With that introduction Heinrich and the other recruits were marched to the practice field. Each recruit was given 7 rounds and shown a man sized target set up 180 feet away. “You must hit that target 5 out of 7 times to be allowed to keep that coat. Today we will see just how much work will be needed. Keep in mind that in 7 days you must pass this test for real.” with those words in his ears Heinrich took his first shots as a Jaeger.

Sergeant Felsen Pulled Heinrich out and handed him a musket pointing to the target. Sweat formed on his brow as he carefully loaded and took careful aim. The hammer fell and the flash from the pan was followed by the roar and kick from the musket. As the smoke cleared a cheer rang out from his fellows as he had hit the target dead center of the chest. Sergeant Felsen slapped him on the back and said,” that’s enough for now, best not tempt fate today, next recruit step forward.”

Of the 100 recruits only 30 hit the target on the first day. Heinrich and his fellow recruits began intense instruction on care of their muskets, uniform, and rules. Instruction was followed by marching in full field pack and gear. After miles and miles of marching, lunch awaited them at camp. Once lunch was cleared away, Inspections and instructions began again. Arriving at the practice field for live fire practice was viewed as a joyful release. Following target practice a leisurely 10 mile hike got the recruits appetite up for their supper. Sleep was not hard for any recruit to find and Heinrich found sleep on the hard ground is easy when you are exhausted.

Tuesday, February 9, 2010

Heinrich Kohl

Heinrich Kohl listened to the announcement from the Schwabian Minister of defense calling for all young men to enlist for service in the militia or field forces. Those men who were necessary for production of food or goods would be placed together in militia units for local defense.

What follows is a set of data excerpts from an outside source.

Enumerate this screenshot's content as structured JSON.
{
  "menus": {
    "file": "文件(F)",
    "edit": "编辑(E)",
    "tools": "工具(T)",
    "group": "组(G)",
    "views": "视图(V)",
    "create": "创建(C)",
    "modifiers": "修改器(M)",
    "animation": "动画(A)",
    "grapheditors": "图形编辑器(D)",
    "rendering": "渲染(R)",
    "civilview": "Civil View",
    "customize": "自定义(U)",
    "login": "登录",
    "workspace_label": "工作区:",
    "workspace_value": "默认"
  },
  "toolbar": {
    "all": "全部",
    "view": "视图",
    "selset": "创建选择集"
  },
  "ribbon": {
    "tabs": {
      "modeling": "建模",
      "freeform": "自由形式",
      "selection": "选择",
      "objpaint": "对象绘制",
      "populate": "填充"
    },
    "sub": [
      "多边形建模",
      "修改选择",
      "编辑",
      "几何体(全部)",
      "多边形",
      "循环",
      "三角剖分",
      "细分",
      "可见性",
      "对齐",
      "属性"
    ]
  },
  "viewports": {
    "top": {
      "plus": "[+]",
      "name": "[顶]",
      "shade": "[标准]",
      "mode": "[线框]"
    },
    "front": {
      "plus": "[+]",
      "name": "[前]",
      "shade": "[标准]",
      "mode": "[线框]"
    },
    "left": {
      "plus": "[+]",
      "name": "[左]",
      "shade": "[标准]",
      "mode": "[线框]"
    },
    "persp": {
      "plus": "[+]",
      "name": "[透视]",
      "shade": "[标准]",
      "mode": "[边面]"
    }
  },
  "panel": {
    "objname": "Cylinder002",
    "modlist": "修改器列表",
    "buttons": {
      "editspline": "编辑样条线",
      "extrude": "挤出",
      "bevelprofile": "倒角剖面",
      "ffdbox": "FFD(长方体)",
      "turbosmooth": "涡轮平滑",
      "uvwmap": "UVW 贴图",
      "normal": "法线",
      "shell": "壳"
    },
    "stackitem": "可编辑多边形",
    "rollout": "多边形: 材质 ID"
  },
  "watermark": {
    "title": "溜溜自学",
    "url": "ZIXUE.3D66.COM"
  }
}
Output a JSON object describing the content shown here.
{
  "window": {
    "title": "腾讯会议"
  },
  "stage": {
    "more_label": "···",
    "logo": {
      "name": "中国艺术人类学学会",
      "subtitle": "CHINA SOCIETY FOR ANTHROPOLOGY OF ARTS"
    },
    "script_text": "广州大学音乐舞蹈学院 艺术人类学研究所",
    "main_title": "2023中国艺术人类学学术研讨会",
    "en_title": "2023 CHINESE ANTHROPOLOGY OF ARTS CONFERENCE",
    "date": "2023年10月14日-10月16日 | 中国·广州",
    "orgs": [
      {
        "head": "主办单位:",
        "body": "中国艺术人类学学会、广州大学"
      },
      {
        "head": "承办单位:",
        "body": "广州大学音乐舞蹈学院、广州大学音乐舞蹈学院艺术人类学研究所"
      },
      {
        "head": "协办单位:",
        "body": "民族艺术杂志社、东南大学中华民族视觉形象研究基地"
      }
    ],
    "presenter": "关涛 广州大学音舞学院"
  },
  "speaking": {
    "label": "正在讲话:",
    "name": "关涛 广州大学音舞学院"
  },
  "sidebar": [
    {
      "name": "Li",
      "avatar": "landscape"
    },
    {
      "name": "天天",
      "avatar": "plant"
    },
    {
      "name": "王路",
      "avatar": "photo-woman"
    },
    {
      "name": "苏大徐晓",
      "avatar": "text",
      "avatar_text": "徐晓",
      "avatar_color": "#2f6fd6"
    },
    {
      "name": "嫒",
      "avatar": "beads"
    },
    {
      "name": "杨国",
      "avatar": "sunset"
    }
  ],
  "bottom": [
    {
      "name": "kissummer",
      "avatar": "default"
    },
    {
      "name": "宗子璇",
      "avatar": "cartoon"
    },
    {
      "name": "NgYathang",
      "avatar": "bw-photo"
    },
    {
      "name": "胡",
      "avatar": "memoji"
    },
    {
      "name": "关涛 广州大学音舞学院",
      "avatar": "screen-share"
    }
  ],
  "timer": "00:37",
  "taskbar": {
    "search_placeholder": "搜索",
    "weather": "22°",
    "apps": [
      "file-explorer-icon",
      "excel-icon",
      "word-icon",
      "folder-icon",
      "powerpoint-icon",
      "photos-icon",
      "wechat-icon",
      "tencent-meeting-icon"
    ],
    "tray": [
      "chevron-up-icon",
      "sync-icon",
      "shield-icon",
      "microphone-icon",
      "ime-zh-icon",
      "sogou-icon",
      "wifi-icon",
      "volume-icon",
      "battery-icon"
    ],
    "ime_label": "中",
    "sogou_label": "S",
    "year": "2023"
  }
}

Heinrich received encouragement from his father and placing his belongings in a cloth bag he set off to do his bit to protect Schwabia from Harzburg. He joined young men from his area for service in the militia. Heinrich learned that only the best potential soldiers would be called to the field forces at this early stage of the conflict.
Daily the recruits are drilled and taught to carry out their orders. A dulling routine became apparent to Henrich. At the break of dawn he is awakened by bugles and drums. After a quick wash he is expected to be dressed and arranged for morning inspection. Then his group would march to the mess and be fed their breakfast. Once breakfast was complete the men would go for firearms training.

At this stage the men would lay their arms on the ground and listen to their training officer, then they would pick up their arms and go through the maneuvers without the use of powder or ball. Over and over the men would go through the drill. Place hand on ammo pouch, open pouch and bring out a cartridge, bring cartridge to mouth and bite off the end, prime the firing pan, pour powder into the barrel, load cartridge into the barrel, remove ramrod, use ramrod to ram the ball in the cartridge down the barrel, tamp the ball in place, replace the ramrod, bring musket up, cock the hammer, take aim and upon order fire musket. Heinrich was able to recite the procedure without mistake bringing words a praise from his instructors.

After weeks of training Heinrich Kohl and his comrades are inducted in to the Schwabian Leagues armed forces. Due to his hard work and display of professionalism he has been selected for service in the Schwabian Jaegers and has won the right to wear the green coat. Heinrich knows that he will be among the first to see action with the enemy. His father is pleased because only those with quick wits and professional bearing get into the Jaegers. A cabbage farmers youngest son will have the opportunity to see more than the farm.